Chiaruzzi (PDCS): “La cittadinanza nasce dalla partecipazione e dal radicamento, con regole chiare e integrazione reale”

da | 18 Feb 2026

Intervento in Comma 12: Progetto di legge “Norme relative alla cittadinanza per naturalizzazione” (presentato dalla Segreteria di Stato per gli Affari Interni) (II lettura) del Consiglio Grande e Generale

Marinella Loredana Chiaruzzi (PDCS): In prima istanza la Democrazia Cristiana vuole ringraziare tutte le persone, le associazioni e le forze politiche che hanno contribuito alla stesura di questa normativa, così come coloro che tuttora ritengono che questa scelta sia in parte avventata.
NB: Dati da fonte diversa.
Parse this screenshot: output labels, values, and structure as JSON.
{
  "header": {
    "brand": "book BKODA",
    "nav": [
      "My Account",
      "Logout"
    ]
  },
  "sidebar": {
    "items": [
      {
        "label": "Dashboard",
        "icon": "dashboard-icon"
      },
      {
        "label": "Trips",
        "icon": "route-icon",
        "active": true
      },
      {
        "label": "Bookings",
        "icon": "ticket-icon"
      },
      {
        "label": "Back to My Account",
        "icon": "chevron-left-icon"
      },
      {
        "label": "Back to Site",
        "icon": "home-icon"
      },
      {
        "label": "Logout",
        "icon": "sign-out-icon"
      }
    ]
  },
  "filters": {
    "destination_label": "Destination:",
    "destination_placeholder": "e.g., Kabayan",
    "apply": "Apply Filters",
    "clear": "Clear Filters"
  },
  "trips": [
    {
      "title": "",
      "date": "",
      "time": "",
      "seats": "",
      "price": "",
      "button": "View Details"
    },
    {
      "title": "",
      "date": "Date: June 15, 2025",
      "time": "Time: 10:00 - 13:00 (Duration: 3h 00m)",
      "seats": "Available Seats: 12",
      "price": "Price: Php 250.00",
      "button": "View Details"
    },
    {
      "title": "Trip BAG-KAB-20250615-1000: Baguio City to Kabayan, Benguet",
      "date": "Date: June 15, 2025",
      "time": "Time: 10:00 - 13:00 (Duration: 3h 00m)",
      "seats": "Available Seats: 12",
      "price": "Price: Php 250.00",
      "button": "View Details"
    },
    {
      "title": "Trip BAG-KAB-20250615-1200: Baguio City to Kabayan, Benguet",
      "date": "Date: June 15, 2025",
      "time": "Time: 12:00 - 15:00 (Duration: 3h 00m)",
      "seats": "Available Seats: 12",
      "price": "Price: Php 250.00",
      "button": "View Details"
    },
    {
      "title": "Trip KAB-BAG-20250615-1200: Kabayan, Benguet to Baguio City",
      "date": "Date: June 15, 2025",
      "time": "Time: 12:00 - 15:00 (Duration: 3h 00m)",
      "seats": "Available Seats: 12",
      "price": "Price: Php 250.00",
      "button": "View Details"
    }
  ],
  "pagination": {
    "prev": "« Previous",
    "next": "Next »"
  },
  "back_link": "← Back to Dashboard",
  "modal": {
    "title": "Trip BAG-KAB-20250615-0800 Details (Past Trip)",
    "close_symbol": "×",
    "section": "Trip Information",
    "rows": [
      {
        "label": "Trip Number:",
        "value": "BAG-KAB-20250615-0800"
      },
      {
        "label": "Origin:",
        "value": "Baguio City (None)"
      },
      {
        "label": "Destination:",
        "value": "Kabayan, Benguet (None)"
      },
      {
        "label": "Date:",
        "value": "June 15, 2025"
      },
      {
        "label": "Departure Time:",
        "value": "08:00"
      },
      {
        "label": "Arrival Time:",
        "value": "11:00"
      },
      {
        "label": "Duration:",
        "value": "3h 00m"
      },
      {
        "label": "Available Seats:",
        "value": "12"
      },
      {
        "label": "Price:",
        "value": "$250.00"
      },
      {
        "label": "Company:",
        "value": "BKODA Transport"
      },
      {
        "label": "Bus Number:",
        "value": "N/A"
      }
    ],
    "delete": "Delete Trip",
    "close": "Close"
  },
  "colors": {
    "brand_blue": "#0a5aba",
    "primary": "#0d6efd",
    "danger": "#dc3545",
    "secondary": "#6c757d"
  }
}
Tutte le osservazioni, i richiami e le attenzioni poste all’attenzione delle forze politiche sono utili e necessarie al confronto, soprattutto su tematiche così delicate e importanti per uno Stato.  La scelta di avviare questa modifica sulla cittadinanza per naturalizzazione è riuscita proprio grazie a questo confronto e ha dato una svolta con un impulso riformatore alla legge, in considerazione di una realtà profondamente cambiata, soprattutto negli ultimi venti o venticinque anni. Si afferma con chiarezza che essere parte di uno Stato non deriva dall’obbligo di rinunciare alle proprie origini, ma da una partecipazione attiva alla vita del Paese di accoglienza, dal radicamento e dal contributo concreto alla comunità.  L’impegno profuso è stato quello di lavorare affinché la riforma della cittadinanza per naturalizzazione sia chiara nei suoi principi, rigorosa nelle regole, capace di rafforzare il senso di appartenenza e di garantire correttezza, trasparenza e controllo pubblico, valorizzando l’integrazione reale di chi sceglie San Marino come propria terra. La cittadinanza non è solo uno status giuridico, ma un rapporto di responsabilità fra lo Stato e la persona.  Per questo l’introduzione del requisito linguistico e della prova di conoscenza della storia e delle istituzioni sammarinesi intende fornire al futuro cittadino strumenti di conoscenza e consapevolezza. È necessario tuttavia che si attivi al più presto il regolamento attuativo, come anticipato dal Segretario di Stato, e che si avvii il percorso di approfondimento per la redazione di un testo unico, senza perdere tempo.  Per questi motivi, in qualità di consigliere della Democrazia Cristiana, esprimo il nostro parere favorevole al testo.